YOGYAKARTA. suaramuhammadiyah.id-Proses pengerjaan Komik ‘Bengkel Buya’ yang baru saja diluncurkan siang tadi, (29/8) di Madrasah Muallimin Yogyakarta, jika ditotal menghabiskan waktu kurang dari satu tahun. Ada 5 cerita yang bisa dinikmati dalam Komik ‘Bengkel Buya: Belajar dari Wong Cilik’ ini, di antaranya yang menceritakan tentang pertemuan Buya sosok-sosok ‘Wong Cilik’ yaitu bapak yang bekerja di bengkel, 2 pengemudi taksi, Tugimin marbot Masjid Syuhada, sang teknisi kompor, dan si tukang asah pisau.
Beng Rahadian, Komikus dan tim kreatif Bengkel Buya menuturkan bahwa proses tersulit dalam pembuatan komik yang mengisahkan tentang pengalaman Buya Syafii Maarif ini, terletak pada proses pembuatan story board yang harus memasukkan unsur dramatisasi ke dalam tulisan-tulisan yang sebelumnya masih berbentuk esai.
“Sebelumnya, tulisan-tulisan yang dijadikan untuk bahan komik ini berasal dari esai-esai beliau yang dimuat di media cetak. Lalu harus dimasukkan unsur dramatisasi, karena membuat komik bukan sekedar menggambar tapi juga story telling,” tuturnya yang juga pernah bermukim dan menimba ilmu di ISI Yogyakarta, dalam peluncuran Komik ‘Bengkel Buya.’
Oleh karena itu, dalam menentukan para anggota Tim Kreatif ia menceritakan bahwa dirinya sengaja mencari mereka yang memiliki kedekatan emosi dengan sosok Syafii Maarif. Selain itu, segala setting di dalam komik ini pun harus digambarkan dengan tepat dan terasa familiar di mata pembaca khsusnya mereka yang tinggal di Yogyakarta. Karena, Komik ‘Bengkel Buya’ ini memang mengambil setting kota Yogyakarta.
“Kita mencari mereka yang memiliki kedekatan emosi dengan Buya.
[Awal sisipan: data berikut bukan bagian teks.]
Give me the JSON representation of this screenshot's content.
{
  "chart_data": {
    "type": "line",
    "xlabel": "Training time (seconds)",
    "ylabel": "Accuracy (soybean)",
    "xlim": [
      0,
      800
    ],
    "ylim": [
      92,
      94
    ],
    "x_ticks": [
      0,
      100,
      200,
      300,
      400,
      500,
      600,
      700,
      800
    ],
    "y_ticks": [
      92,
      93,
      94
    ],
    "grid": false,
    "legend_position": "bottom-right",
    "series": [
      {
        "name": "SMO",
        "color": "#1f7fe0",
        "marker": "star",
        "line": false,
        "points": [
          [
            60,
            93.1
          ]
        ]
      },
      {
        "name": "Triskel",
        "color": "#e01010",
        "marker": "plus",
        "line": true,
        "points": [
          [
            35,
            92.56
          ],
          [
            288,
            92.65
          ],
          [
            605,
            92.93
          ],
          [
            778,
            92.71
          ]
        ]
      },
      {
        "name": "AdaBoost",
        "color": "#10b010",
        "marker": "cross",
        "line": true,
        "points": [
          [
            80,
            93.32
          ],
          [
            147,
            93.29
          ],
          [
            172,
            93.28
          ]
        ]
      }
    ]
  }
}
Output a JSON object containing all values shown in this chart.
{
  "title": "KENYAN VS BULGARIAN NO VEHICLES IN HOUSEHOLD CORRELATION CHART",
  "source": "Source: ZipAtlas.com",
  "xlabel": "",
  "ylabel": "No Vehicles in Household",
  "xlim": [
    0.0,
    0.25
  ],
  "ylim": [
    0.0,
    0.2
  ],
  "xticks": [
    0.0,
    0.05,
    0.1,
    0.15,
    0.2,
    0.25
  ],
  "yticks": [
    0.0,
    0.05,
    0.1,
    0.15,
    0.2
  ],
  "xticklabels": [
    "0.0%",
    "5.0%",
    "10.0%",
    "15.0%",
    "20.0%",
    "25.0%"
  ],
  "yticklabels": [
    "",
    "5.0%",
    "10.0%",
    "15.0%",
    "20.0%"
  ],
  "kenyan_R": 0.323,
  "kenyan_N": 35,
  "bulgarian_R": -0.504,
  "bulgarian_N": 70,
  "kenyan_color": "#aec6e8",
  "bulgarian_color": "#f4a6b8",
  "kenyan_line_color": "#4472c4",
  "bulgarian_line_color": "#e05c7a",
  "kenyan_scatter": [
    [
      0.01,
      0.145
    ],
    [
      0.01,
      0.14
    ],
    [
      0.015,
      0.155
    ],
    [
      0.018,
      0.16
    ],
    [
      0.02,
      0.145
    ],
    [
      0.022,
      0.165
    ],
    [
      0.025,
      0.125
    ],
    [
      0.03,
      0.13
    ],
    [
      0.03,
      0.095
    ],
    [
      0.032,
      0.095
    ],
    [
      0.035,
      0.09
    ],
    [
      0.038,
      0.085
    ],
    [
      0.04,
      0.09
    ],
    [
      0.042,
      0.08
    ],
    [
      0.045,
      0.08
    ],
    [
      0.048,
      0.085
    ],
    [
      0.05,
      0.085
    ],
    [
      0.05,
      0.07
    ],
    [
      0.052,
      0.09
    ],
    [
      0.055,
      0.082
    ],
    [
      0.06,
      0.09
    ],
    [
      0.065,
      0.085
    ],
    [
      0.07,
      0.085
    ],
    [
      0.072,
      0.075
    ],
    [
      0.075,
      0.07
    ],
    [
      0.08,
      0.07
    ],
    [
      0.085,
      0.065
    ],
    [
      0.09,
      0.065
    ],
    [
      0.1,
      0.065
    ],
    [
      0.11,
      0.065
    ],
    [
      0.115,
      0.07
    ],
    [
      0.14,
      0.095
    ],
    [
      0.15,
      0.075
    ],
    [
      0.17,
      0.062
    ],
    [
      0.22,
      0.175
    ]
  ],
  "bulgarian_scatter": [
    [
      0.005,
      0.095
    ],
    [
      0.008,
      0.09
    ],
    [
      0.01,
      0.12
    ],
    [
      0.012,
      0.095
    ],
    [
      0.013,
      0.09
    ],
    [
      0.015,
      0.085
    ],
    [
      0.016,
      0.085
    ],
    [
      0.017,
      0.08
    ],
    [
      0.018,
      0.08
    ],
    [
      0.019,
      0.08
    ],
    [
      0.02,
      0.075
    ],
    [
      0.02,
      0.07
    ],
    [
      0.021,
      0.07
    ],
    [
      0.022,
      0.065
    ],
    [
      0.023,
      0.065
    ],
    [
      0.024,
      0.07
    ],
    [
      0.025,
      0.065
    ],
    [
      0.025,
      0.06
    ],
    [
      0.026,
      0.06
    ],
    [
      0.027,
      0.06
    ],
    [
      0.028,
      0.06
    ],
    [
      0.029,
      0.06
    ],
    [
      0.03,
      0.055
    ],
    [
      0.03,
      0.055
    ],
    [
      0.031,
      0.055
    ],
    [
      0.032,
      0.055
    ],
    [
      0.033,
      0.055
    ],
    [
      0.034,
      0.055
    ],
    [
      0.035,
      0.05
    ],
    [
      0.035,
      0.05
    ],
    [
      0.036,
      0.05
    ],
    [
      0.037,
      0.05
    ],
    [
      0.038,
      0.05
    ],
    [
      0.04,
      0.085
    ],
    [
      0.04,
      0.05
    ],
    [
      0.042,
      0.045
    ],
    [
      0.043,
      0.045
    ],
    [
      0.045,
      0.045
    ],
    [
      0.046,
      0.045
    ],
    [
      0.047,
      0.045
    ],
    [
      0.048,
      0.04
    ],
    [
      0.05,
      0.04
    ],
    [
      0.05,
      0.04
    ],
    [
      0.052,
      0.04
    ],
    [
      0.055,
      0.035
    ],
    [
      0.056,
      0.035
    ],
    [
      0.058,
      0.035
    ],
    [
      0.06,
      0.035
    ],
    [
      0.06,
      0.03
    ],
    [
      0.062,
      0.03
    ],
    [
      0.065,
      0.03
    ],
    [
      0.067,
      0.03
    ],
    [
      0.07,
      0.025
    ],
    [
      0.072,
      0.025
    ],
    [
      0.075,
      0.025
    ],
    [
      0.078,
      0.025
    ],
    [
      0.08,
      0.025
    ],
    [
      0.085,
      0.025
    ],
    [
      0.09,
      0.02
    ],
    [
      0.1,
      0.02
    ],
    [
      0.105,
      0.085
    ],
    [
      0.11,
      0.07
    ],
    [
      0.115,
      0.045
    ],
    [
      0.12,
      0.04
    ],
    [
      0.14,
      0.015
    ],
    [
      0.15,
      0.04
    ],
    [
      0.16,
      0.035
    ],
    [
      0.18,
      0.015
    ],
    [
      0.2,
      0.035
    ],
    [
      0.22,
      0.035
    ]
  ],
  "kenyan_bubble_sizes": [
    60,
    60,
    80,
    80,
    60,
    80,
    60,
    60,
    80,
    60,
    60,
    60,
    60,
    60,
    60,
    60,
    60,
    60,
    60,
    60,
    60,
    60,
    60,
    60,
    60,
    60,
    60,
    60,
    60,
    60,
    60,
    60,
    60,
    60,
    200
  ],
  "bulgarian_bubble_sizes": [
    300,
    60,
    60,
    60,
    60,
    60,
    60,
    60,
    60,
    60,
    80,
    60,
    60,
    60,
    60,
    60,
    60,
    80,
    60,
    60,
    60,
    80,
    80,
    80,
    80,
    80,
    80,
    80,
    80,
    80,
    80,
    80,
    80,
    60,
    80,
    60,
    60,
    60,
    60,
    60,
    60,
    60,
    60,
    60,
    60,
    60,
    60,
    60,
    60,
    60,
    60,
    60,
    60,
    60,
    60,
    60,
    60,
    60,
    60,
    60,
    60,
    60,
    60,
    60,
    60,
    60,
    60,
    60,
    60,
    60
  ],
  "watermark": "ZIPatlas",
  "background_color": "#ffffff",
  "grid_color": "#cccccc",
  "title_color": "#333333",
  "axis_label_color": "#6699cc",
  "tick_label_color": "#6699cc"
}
Contohnya, orang story board kita walaupun ia beragama Katolik, ia dekat dengan sosok buya karena buya adalah sosok yang dikaguminya.”
“Jangan sampai kita ingin menggambarkan kota Jogja tapi pembaca tidak terasa oleh pembaca,” lanjut pendiri Akademi Samali ini.
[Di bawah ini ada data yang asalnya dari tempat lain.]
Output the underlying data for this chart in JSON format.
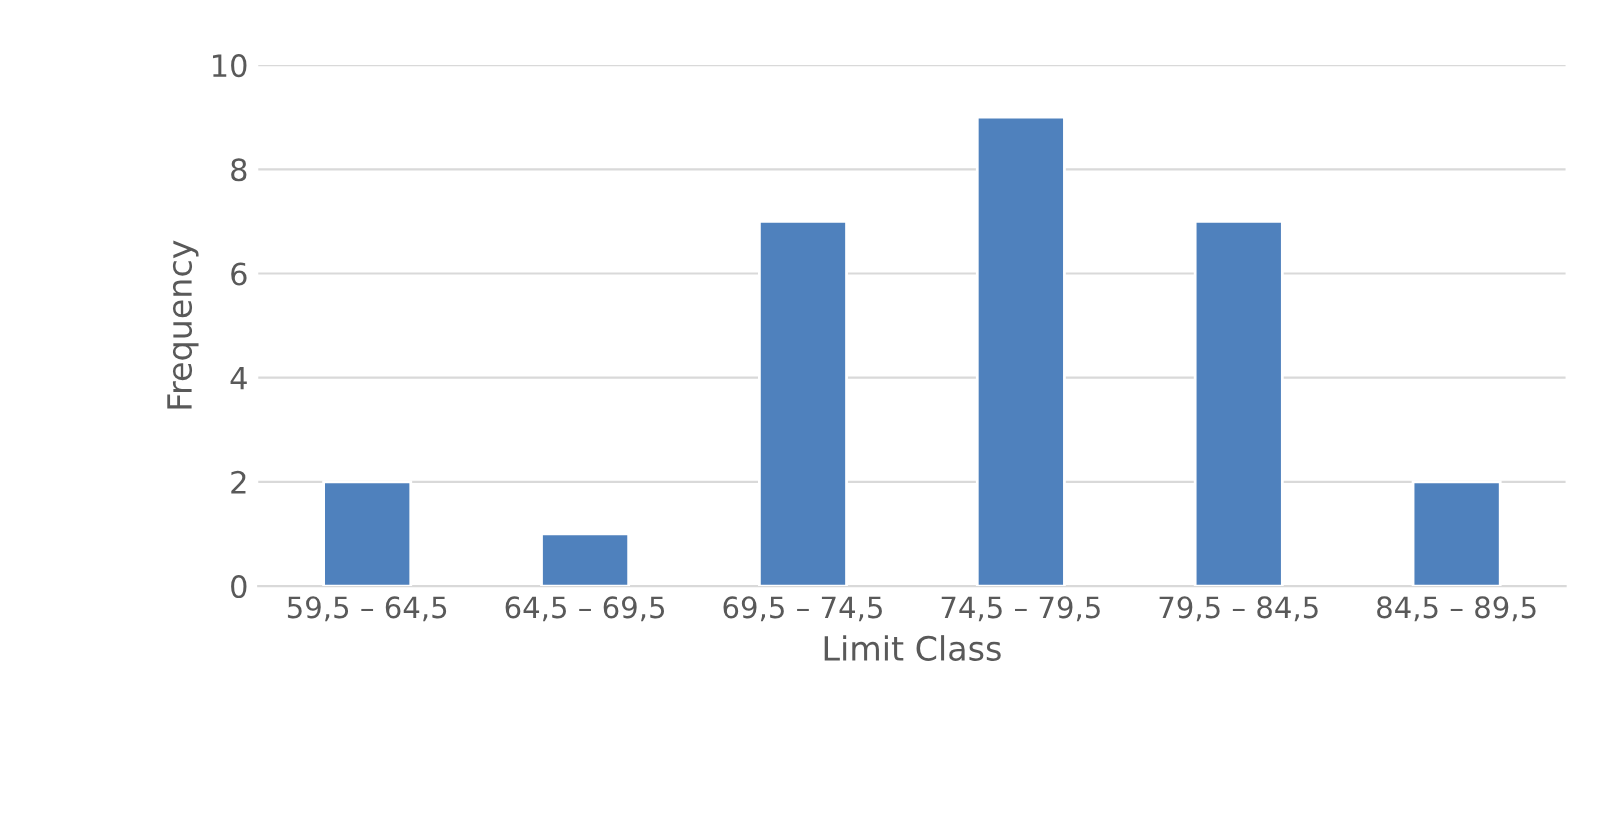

Beng menyebutkan bahwa ada sejumlah tantangan yang dihadapi dalam proses kreatif pembuatan komik ‘Bengkel Buya’ ini. Pertama, bagaimana memilih sejumlah tulisan berbentuk esai itu untuk dijadikan satu kompilasi cerita dengan sebuah benang merah di dalamnya.
“Kami memang selalu berdiskusi dengan pihak Maarif dalam memilih tulisan yang akan dirangkai dalam satu benang merah cerita,” lanjut Beng.
Tim Kreatif dalam pembuatan komik ini sendiri terdiri dari Beng sendiri dan Khelmy Pribadi; Komikus yaitu Sungging Priyanto dan Studio 610; serta Story Board oleh Arif Yuntoro.
Tantangan kedua adalah bagaimana para icon dalam komik ini harus terasosiasi dengan tepat. Contohnya, bagaimana tokoh-tokoh seperti tukang taksi, marbot masjid, dan tukang asah pisau iniharus bisa digambarkan serta mewakili orang kebanyakan tanpa tahu secara detail bagaimana profil sosok sesungguhnya.
“Karena sosok-sosok yang bertemu dengan buya dalam cerita ini tidak kami ketahui secara detail ciri-cirinya, maka kami harus mengira-ngira supaya bisa mewakili gambaran rakyat kebanyakan. Tentunya tanpa mengurangi sedikitpun tentang gagasan dasar serta tidak menimbulkan bias tertentu,” tandasnya.
Yang mengejutkan, peluncuran ini juga dihadiri seorang tokoh serta sahabat yang dikisahkan oleh Buya Syafii dan diberi judul “Taksi” dalam komik tesebut. Ia adalah Marsudi, seorang supir taksi dari Paguyuban Rajawali yang juga seorang Muallaf serta pendakwah di lingkungannya (Th).